İsmail Hakkı Atal, yaptığı açıklamada, Enerji Piyasası Düzenleme Kurulu'nca 4 Mayıs 2013 tarihli Resmi Gazete'de yayımlanarak yürürlüğe giren yönetmeliğin hukuka, anayasaya, Türkiye'nin taraf olduğu uluslar arası sözleşmelere aykırı olduğunu iddia etti. Atal, yönetmeliğin uygulanmasının telafisi imkansız sonuçlar doğuracağını ve çevre hakkından öte insanların yaşama hakkının ihlaline neden olacağını savundu.
Son 10 yıldır Türkiye'de toprağı, havayı, suyu zehirleyen toksik maddeler bırakan, yaşama alanlarını ortadan kaldıran başta termik santraller olmak üzere bir çok kirletici teknolojinin Türkiye'yi işgal ettiğini ifade eden Atal, bölgede çoğunluğu İskenderun Körfezi'nde olmak üzere Mersin'den Hatay'a kadar lisans alan veya bekleyen 28 termik santral projesi bulunduğunu kaydetti.
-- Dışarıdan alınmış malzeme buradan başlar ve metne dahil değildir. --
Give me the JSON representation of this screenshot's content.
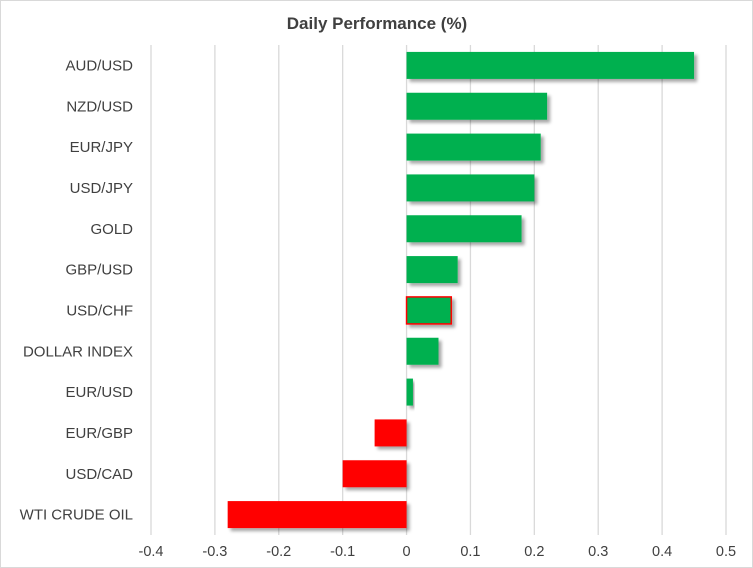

Atal, 1 termik santralin 2 milyon otomobile eşdeğer zehirli gaz ürettiğini hatırlattı. Bölgede 28 termik santralin kurulmasının Çukurova'yı bitireceğini ve bölgeyi yaşanmaz hale getireceğini söyleyen Atal, "Yumurtalık'ta kurulu Sugözü Termik Santrali'nde yılda yakılan 3 milyon 500 bin ton kömürün sonucunda ortaya çıkan kükürtdioksit ve azotoksit gazlarından oluşan zehirli gazları önleyebilecek bir sistem dünyada yoktur." dedi.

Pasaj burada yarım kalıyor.